Unwandelbar und ewig gleichbleibend waren die Existenzbedingungen der
Bauern zu keiner Zeit. Die Vorstellung von einer tausendjährigen Ruhe im
dörflichen Lebensbereich ist auch heute noch oft anzutreffen6, mag sie auch
bei vielen Sachkennern verblaßt sein. Das Bild von der lang dauernden Beharrung
im bäuerlich-ländlichen Sektor eignet sich vorzüglich als Kulisse, um davor
das bewegte Spiel der Gegenwart im industriell-städtischen Bereich abheben
zu können. Das Bild vom geschichtslosen Bauern, wie es Oswald Spengler
1922 in seinem vielgelesenen Werk vom „Untergang des Abendlandes" gezeichnet
hat, ist trotz seiner historischen Unrichtigkeit noch immer weit verbreitet
. „Der Bauer ist der ewige Mensch, unabhängig von aller Kultur, die in
den Städten nistet. Er geht ihr vorauf, er überdauert sie, dumpf und von Geschlecht
zu Geschlecht sich fortzeugend, auf erdverbundene Berufe und Fähigkeiten
beschränkt, der Ausgang und die immer fließende Quelle des Blutes,
das in den Städten Weltgeschichte macht . . ."7.
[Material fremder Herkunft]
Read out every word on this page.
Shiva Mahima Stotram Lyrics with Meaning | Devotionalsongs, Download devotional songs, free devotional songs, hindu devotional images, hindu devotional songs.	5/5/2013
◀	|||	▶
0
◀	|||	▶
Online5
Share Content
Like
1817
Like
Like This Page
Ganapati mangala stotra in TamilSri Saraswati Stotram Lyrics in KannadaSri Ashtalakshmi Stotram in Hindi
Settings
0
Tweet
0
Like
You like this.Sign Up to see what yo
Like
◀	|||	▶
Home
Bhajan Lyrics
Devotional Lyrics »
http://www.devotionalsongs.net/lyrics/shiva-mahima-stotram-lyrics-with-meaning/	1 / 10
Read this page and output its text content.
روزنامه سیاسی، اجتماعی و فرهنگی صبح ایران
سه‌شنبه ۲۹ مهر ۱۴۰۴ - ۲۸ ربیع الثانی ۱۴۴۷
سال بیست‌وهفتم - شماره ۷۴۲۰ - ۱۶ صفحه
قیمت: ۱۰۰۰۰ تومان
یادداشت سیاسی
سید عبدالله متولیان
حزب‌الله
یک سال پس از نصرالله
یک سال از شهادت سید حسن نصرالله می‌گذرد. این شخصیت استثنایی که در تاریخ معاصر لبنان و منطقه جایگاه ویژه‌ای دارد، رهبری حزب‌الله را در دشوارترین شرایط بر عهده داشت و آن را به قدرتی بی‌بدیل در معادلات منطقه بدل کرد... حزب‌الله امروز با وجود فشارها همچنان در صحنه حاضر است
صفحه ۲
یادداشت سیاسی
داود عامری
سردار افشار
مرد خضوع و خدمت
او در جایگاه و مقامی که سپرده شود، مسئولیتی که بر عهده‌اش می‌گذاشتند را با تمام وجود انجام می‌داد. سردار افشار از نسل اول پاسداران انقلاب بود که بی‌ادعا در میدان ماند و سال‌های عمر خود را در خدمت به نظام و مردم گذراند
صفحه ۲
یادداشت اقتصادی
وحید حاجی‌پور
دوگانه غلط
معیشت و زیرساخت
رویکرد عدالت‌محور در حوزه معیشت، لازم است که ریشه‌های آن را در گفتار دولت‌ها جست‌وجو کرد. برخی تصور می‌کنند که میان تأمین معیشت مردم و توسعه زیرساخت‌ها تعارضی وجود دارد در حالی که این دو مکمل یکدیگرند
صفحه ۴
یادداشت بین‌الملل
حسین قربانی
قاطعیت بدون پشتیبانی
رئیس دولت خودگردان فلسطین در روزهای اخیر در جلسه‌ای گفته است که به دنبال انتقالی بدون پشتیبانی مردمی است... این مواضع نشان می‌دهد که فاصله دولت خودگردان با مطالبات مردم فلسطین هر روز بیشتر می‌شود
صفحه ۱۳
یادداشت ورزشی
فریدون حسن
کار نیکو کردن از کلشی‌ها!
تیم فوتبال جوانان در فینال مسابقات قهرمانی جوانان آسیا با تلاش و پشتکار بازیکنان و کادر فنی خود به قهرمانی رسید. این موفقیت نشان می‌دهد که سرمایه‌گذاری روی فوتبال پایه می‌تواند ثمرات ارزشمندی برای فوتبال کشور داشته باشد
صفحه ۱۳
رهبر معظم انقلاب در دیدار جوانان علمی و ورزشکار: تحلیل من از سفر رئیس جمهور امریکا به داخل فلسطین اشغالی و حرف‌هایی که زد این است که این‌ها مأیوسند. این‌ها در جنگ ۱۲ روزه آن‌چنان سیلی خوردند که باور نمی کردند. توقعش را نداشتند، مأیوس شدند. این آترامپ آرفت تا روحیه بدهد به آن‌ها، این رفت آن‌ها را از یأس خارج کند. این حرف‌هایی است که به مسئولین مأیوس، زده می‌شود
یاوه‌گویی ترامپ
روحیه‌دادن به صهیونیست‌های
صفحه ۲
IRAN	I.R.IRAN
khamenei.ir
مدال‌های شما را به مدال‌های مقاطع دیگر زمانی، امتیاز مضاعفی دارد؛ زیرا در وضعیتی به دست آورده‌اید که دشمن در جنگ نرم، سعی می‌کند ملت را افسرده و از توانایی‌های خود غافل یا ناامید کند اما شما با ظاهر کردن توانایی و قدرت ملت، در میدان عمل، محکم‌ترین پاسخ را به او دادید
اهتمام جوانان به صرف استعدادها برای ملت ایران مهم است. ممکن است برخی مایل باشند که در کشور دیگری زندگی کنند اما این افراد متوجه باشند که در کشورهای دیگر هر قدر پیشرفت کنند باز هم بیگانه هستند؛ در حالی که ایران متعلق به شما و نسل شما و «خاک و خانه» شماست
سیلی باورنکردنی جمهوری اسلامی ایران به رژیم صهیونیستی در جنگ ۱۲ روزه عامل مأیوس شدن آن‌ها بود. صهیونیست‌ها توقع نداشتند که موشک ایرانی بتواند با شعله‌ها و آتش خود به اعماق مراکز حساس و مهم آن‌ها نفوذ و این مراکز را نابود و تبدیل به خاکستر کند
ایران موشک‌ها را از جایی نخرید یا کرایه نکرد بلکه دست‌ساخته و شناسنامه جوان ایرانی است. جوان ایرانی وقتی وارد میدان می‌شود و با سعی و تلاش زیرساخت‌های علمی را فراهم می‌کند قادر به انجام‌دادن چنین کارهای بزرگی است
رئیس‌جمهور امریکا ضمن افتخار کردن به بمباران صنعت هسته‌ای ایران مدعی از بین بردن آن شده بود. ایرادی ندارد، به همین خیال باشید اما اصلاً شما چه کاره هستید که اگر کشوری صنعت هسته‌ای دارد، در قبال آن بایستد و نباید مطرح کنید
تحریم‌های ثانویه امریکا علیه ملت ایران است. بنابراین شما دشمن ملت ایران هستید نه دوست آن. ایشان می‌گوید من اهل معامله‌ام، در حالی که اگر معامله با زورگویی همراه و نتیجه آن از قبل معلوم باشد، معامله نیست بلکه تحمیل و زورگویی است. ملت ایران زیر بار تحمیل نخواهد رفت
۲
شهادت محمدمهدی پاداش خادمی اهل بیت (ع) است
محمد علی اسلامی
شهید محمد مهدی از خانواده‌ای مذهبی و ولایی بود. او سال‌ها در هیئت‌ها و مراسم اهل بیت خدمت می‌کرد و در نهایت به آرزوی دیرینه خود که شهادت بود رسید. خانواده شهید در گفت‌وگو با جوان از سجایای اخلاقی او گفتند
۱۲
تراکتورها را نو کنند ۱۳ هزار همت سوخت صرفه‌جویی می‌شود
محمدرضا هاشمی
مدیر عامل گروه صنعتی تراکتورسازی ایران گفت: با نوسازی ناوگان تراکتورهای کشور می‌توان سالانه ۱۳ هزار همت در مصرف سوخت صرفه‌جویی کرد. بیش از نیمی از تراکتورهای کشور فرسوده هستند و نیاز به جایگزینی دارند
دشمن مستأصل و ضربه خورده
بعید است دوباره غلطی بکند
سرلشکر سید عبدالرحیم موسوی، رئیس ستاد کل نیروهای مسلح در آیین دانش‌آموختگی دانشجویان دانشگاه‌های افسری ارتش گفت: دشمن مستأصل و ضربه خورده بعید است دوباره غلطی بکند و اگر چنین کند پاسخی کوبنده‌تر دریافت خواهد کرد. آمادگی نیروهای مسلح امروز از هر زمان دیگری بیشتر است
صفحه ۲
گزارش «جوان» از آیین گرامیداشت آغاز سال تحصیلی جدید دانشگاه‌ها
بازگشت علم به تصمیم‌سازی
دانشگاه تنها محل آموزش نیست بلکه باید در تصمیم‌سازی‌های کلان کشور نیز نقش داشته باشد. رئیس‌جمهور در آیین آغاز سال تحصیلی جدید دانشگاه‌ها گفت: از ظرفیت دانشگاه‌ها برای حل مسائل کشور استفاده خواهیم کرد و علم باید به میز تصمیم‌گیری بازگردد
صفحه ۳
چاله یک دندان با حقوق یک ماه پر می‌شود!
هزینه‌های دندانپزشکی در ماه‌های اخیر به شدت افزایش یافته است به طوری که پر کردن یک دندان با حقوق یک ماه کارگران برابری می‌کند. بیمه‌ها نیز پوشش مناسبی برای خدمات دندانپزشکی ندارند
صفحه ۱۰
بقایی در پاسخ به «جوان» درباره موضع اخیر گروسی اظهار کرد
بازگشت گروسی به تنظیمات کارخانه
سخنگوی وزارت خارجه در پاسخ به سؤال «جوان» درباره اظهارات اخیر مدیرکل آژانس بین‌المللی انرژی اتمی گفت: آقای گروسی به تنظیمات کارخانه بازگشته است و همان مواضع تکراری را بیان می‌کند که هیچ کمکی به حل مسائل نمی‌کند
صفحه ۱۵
Ähnlich undifferenziert zur bäuerlichen Sozialgeschichte äußerte sich der Mittelalterhistoriker
Heinrich Dannenbauer, als er 1941 schrieb: „Die Welt des
Mittelalters ist eine aristokratische Welt. Staat, Kirche und Gesellschaft werden
vom Adel beherrscht. Eine Anzahl großer Familien, ausgezeichnet durch
vornehme Geburt und weitausgedehnten Besitz, untereinander vielfach versippt
, gebietet über Land und Leute . . . Die Taten und Untaten dieser
weltlich-geistlichen Aristokratie machen die Geschichte jener Jahrhunderte
aus, mit ihnen füllen die Chroniken die Blätter ihrer Bücher. Von anderen
Leuten ist nichts zu vermelden. Das Volk auf dem Lande ist zum größten Teil
abhängig, unfrei in mannigfachen Abstufungen. Es hat zu gehorchen, zu arbeiten
und Abgaben zu entrichten. Zu sagen hat es nichts. Es hat im Grund
keine Geschichte"8.

1. Die Eigenart der hochmittelalterlichen Epoche (11.-13. Jh.)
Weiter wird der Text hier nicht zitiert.